İstedim, öyle bir döneyim ki aradan geçen bir yıl değil de bir hafta gibi hissetsin okurlarım: tıpkı Çocuklar Duymasın'da olduğu gibi. Elbette Çocuklar Duymasın'da bile bazı değişiklikler yaşanmıştı. Haluk'un gıdısı her erkek Türk dizi oyuncusunun kaçınılmaz kaderi şöhrete ulaştıktan belli bir süre sonra almış başını gitmiş, diziye verilen 7 yıllık arada Havuç'un kamışından tüm Afrika'daki su sorununu çözecek kadar su akmış, ailenin kızını oynayan çocuk ne kadar gerizekalı bir projede yer aldığını anlayınca rolü başka bir embesile devredilmiş ve Pınar Altuğ artık iyice Vietnamlı hayat kadınlarına benzemişti. Fakat dizi hala GDOlu Türk aile yapısı ve götüm gibi esprileriyle aynı bayağılığını muhafaza ediyordu. Çocuklar Duymasın'ın yeniden ekranları dönmesiyle beraber “Benim ne eksiğim var lan Birol Güven'den” diye sordum kendime sevgili okurlar. O yeteneksizse ben de seviyesizdim. Yoktu, yemin billah bir eksiğim yoktu. Fazlam bile vardı, saçlıydım en azından.
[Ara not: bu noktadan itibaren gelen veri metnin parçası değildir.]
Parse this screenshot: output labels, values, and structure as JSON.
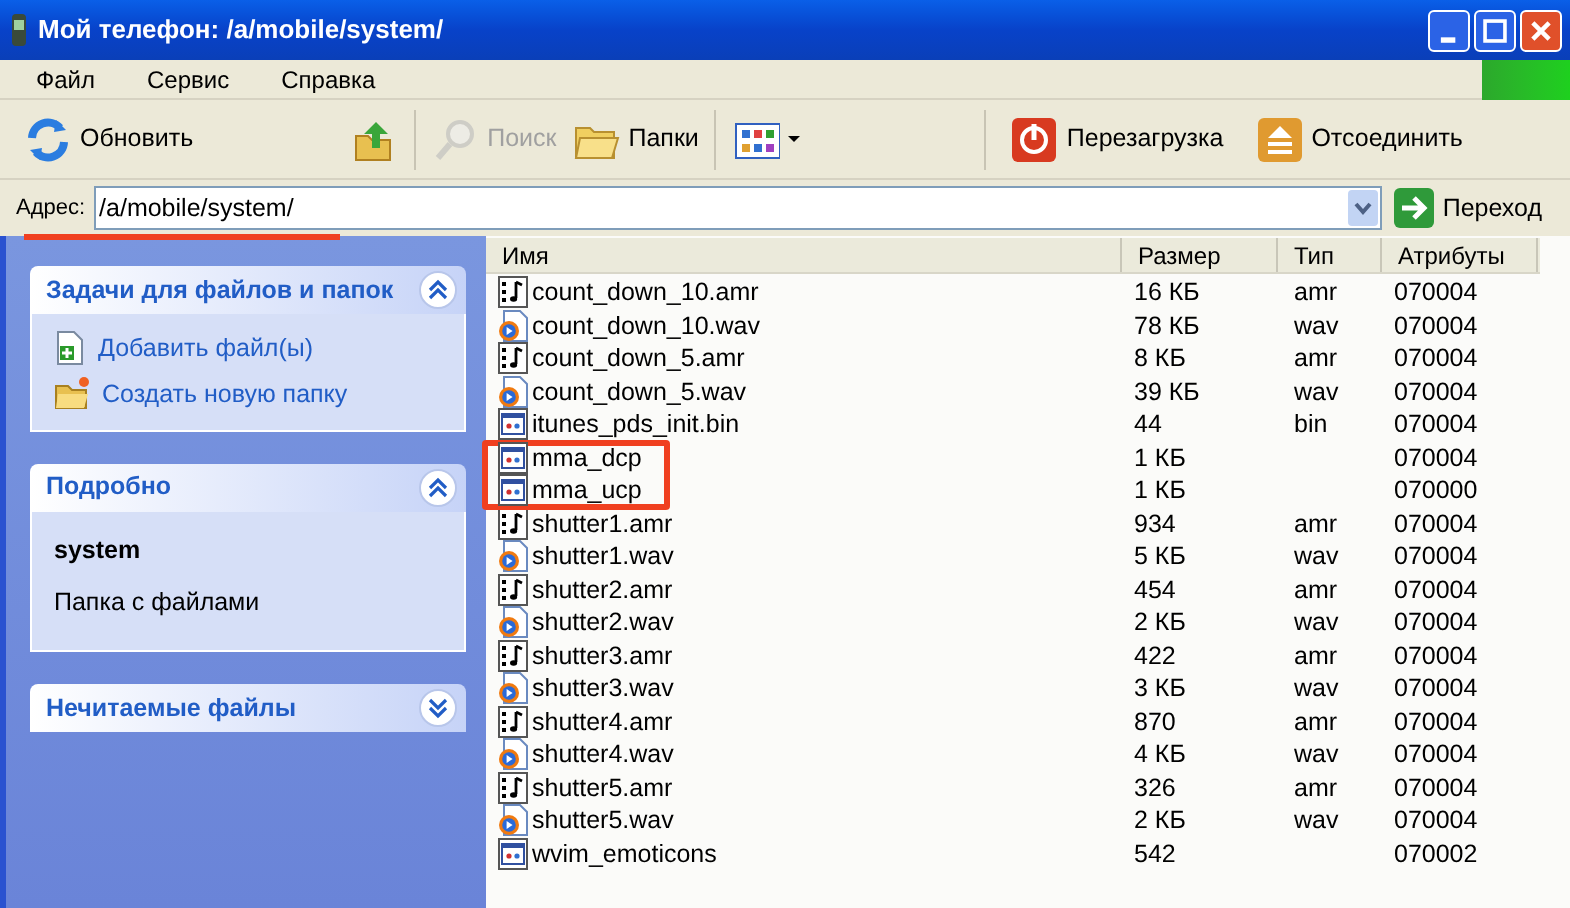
{
  "window": {
    "title": "Мой телефон: /a/mobile/system/"
  },
  "menu": [
    "Файл",
    "Сервис",
    "Справка"
  ],
  "toolbar": [
    {
      "kind": "refresh",
      "label": "Обновить",
      "disabled": false
    },
    {
      "kind": "up",
      "disabled": false
    },
    {
      "kind": "search",
      "label": "Поиск",
      "disabled": true
    },
    {
      "kind": "folders",
      "label": "Папки",
      "disabled": false
    },
    {
      "kind": "views",
      "disabled": false
    },
    {
      "kind": "reboot",
      "label": "Перезагрузка",
      "disabled": false
    },
    {
      "kind": "eject",
      "label": "Отсоединить",
      "disabled": false
    }
  ],
  "address": {
    "label": "Адрес:",
    "value": "/a/mobile/system/",
    "go": "Переход"
  },
  "sidebar": [
    {
      "title": "Задачи для файлов и папок",
      "expanded": true,
      "links": [
        {
          "kind": "add",
          "label": "Добавить файл(ы)"
        },
        {
          "kind": "folder",
          "label": "Создать новую папку"
        }
      ]
    },
    {
      "title": "Подробно",
      "expanded": true,
      "name": "system",
      "description": "Папка с файлами"
    },
    {
      "title": "Нечитаемые файлы",
      "expanded": false
    }
  ],
  "table": {
    "columns": [
      "Имя",
      "Размер",
      "Тип",
      "Атрибуты"
    ],
    "rows": [
      {
        "kind": "audio",
        "name": "count_down_10.amr",
        "size": "16 КБ",
        "type": "amr",
        "attributes": "070004",
        "highlighted": false
      },
      {
        "kind": "media",
        "name": "count_down_10.wav",
        "size": "78 КБ",
        "type": "wav",
        "attributes": "070004",
        "highlighted": false
      },
      {
        "kind": "audio",
        "name": "count_down_5.amr",
        "size": "8 КБ",
        "type": "amr",
        "attributes": "070004",
        "highlighted": false
      },
      {
        "kind": "media",
        "name": "count_down_5.wav",
        "size": "39 КБ",
        "type": "wav",
        "attributes": "070004",
        "highlighted": false
      },
      {
        "kind": "binary",
        "name": "itunes_pds_init.bin",
        "size": "44",
        "type": "bin",
        "attributes": "070004",
        "highlighted": false
      },
      {
        "kind": "binary",
        "name": "mma_dcp",
        "size": "1 КБ",
        "attributes": "070004",
        "highlighted": true
      },
      {
        "kind": "binary",
        "name": "mma_ucp",
        "size": "1 КБ",
        "attributes": "070000",
        "highlighted": true
      },
      {
        "kind": "audio",
        "name": "shutter1.amr",
        "size": "934",
        "type": "amr",
        "attributes": "070004",
        "highlighted": false
      },
      {
        "kind": "media",
        "name": "shutter1.wav",
        "size": "5 КБ",
        "type": "wav",
        "attributes": "070004",
        "highlighted": false
      },
      {
        "kind": "audio",
        "name": "shutter2.amr",
        "size": "454",
        "type": "amr",
        "attributes": "070004",
        "highlighted": false
      },
      {
        "kind": "media",
        "name": "shutter2.wav",
        "size": "2 КБ",
        "type": "wav",
        "attributes": "070004",
        "highlighted": false
      },
      {
        "kind": "audio",
        "name": "shutter3.amr",
        "size": "422",
        "type": "amr",
        "attributes": "070004",
        "highlighted": false
      },
      {
        "kind": "media",
        "name": "shutter3.wav",
        "size": "3 КБ",
        "type": "wav",
        "attributes": "070004",
        "highlighted": false
      },
      {
        "kind": "audio",
        "name": "shutter4.amr",
        "size": "870",
        "type": "amr",
        "attributes": "070004",
        "highlighted": false
      },
      {
        "kind": "media",
        "name": "shutter4.wav",
        "size": "4 КБ",
        "type": "wav",
        "attributes": "070004",
        "highlighted": false
      },
      {
        "kind": "audio",
        "name": "shutter5.amr",
        "size": "326",
        "type": "amr",
        "attributes": "070004",
        "highlighted": false
      },
      {
        "kind": "media",
        "name": "shutter5.wav",
        "size": "2 КБ",
        "type": "wav",
        "attributes": "070004",
        "highlighted": false
      },
      {
        "kind": "binary",
        "name": "wvim_emoticons",
        "size": "542",
        "attributes": "070002",
        "highlighted": false
      }
    ]
  }
}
Sırma saçlarıma elimi daldırdım ve bir karar verdim sevgili okurlar: bir şekilde bir bilgisayara ulaştım -yazının başlarında kulaklarını çınlattığım birine ödev yapmam lazım diye yalan söyleyerek ödünç aldığım laptopu oluyor kendisi- ve resmi olarak yazmaya yeniden başladım. Şu an bu yazıyı size Eskişehir Anadolu Üniversitesi KYK Yunus Emre Öğrenci Yurdu 5. Blok'un çalışma odasında, yaklaşık kırk kişinin arasında yazmaktayım ama bana inanın bilgisayar başında kendi kendime kalabildiğim ilk an bu 10 aydan beri.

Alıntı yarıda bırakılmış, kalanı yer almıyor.